CASEARI: continua la richiesta di siero industriale raffreddato, spinta dal mercato degli integratori per attività sportive, che altera il valore reale del prodotto e rende difficile la reperibilità della materia prima per la produzione di ricotta. Il prezzo del latte crudo alla stalla per prodotti DOP è stato aumentato di 20 centesimi, con operatori che arrivano a pagare fino a 54 centesimi per il latte spot. Si segnala un rialzo per il latte nazionale, mentre i prodotti esteri faticano a inserirsi nel mercato; inoltre, si è invertita la tendenza per la materia grassa con una diminuzione del prezzo della panna sia nazionale che estera.

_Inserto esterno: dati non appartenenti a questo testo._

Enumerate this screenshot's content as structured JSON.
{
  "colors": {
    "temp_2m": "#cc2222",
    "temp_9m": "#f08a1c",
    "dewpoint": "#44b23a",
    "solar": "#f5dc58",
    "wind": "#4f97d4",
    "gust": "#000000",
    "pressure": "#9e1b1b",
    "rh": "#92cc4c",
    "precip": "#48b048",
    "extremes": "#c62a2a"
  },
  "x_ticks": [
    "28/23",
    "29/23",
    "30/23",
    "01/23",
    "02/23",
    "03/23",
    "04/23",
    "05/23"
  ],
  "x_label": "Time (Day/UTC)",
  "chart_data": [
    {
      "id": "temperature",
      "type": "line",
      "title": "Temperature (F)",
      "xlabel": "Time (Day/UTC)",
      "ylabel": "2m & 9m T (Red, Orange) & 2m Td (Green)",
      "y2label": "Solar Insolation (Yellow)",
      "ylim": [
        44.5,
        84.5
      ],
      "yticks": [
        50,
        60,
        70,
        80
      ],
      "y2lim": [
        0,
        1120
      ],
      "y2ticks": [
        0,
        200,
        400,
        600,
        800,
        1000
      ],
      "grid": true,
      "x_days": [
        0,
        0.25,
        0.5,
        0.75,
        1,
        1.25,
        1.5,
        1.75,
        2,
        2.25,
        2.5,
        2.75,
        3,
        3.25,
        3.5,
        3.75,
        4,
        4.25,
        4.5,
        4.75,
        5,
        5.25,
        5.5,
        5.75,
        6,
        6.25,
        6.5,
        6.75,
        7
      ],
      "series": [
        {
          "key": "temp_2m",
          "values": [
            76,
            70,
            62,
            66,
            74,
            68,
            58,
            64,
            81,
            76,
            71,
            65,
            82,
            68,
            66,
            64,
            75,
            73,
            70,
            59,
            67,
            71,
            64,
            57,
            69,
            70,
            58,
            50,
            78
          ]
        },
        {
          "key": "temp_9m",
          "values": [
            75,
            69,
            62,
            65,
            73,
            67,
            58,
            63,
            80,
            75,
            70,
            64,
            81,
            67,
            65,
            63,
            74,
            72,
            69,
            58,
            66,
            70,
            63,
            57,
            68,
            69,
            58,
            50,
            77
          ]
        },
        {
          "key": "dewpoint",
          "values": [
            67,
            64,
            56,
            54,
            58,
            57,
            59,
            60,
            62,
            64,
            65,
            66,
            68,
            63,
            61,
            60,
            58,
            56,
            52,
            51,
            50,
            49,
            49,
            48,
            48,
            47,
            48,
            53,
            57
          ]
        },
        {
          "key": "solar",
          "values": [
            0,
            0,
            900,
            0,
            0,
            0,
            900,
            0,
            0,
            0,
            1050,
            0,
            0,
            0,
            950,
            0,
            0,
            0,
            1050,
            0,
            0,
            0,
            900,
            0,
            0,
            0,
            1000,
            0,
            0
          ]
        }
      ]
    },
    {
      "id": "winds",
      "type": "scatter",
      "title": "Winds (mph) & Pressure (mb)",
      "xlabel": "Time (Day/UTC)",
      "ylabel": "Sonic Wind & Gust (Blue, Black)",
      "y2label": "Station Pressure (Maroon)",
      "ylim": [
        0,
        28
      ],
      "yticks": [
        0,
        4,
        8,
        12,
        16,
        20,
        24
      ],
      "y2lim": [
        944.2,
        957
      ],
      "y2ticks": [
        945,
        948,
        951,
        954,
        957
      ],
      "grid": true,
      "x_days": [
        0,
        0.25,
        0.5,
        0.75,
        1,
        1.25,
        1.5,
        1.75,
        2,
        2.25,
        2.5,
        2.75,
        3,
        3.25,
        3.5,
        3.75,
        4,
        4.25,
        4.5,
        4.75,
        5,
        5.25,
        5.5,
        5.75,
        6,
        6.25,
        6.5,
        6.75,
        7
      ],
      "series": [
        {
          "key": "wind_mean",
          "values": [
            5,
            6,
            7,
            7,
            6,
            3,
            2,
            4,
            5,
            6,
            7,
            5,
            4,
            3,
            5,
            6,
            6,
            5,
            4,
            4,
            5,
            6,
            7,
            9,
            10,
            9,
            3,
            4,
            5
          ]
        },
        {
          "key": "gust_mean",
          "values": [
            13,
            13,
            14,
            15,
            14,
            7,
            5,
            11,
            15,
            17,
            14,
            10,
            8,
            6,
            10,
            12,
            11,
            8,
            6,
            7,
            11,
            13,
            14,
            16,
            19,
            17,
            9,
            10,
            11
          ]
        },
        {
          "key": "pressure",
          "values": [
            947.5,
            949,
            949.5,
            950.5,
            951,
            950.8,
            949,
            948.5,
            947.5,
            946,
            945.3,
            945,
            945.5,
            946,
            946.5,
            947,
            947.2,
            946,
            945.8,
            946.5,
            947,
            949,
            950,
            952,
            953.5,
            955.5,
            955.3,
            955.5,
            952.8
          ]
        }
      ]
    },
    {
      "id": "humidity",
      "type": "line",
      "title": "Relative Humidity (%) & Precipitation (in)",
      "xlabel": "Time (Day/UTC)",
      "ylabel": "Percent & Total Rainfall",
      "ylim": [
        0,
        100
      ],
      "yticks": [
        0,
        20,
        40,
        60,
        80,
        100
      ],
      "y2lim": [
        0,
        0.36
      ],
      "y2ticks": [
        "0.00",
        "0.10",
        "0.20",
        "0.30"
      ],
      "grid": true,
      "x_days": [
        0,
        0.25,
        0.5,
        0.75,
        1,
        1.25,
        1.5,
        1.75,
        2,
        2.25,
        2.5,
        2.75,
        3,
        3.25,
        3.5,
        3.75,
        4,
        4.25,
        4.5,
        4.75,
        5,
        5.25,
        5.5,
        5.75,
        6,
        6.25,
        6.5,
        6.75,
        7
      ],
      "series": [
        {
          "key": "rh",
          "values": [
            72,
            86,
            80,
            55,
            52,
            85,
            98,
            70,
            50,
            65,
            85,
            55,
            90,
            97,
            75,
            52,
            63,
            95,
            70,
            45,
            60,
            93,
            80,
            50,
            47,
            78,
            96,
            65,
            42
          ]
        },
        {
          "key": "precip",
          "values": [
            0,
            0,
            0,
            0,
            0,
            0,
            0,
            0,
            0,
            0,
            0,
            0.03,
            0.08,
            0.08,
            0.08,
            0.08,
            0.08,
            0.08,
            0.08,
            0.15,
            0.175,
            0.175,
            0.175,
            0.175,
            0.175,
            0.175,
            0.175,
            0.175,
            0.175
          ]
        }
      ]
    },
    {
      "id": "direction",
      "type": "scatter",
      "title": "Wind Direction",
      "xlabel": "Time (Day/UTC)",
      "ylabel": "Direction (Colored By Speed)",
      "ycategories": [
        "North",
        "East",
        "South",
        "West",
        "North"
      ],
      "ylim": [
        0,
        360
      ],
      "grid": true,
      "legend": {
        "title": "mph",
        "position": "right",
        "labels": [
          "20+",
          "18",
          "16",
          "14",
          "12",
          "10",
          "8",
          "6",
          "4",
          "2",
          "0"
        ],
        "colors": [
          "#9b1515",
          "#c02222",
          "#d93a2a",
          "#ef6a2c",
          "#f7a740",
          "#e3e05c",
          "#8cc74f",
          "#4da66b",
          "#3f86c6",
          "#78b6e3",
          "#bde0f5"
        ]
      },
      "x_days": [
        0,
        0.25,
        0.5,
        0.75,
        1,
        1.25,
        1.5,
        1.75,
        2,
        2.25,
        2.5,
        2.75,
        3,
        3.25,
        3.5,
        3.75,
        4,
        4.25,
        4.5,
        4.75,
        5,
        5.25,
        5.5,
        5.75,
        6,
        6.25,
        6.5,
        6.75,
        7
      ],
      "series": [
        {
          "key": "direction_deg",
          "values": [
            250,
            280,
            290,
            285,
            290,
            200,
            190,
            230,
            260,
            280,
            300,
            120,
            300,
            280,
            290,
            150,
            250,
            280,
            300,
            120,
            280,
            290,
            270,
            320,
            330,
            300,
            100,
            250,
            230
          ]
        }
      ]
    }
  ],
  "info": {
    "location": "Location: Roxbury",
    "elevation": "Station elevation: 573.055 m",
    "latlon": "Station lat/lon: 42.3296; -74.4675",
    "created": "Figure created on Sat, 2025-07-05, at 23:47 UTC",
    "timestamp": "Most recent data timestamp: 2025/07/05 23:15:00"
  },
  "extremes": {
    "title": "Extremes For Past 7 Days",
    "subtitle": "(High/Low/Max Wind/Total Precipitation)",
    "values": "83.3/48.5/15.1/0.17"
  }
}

CEREALI: rilevati aumenti tra 5 e 8 euro alla tonnellata sia per il grano che per il mais. Di conseguenza, i prodotti derivati dalla macinazione hanno subito ritocchi al rialzo: le farine di grano aumentano di 10 euro, quelle di mais di 15 euro, e anche tutti i sottoprodotti della macinazione del grano risultano in crescita. Il mercato dei foraggi risente della siccità nel Nord Europa e in Spagna, con le stalle tedesche che acquistano fieno ed erba medica in Italia, portando a costanti aumenti di prezzo. Per i semi oleosi, è stata quotata per la prima volta i semi di girasole nazionale alto oleico con valori superiori all'anno precedente, mentre gli oli vegetali segnano un leggero calo. Le farine di estrazione, inclusi colza, girasole e soia, hanno registrato aumenti tra 5 e 10 euro. . L'erba medica disidratata pellet ha registrato un aumento di 5 euro, mentre le farine animali proteiche e i grassi segnano rincari tra i 150 e i 200 euro. Sebbene il mercato fatichi ad accettare tali numeri, la necessità di coprire il fabbisogno della mangimistica e della molitoria fa prevedere una crescita della domanda per ottobre. Complessivamente mercato ancora in tensione, con il mercato di Chicago chiuso in attesa di eventuali correzioni.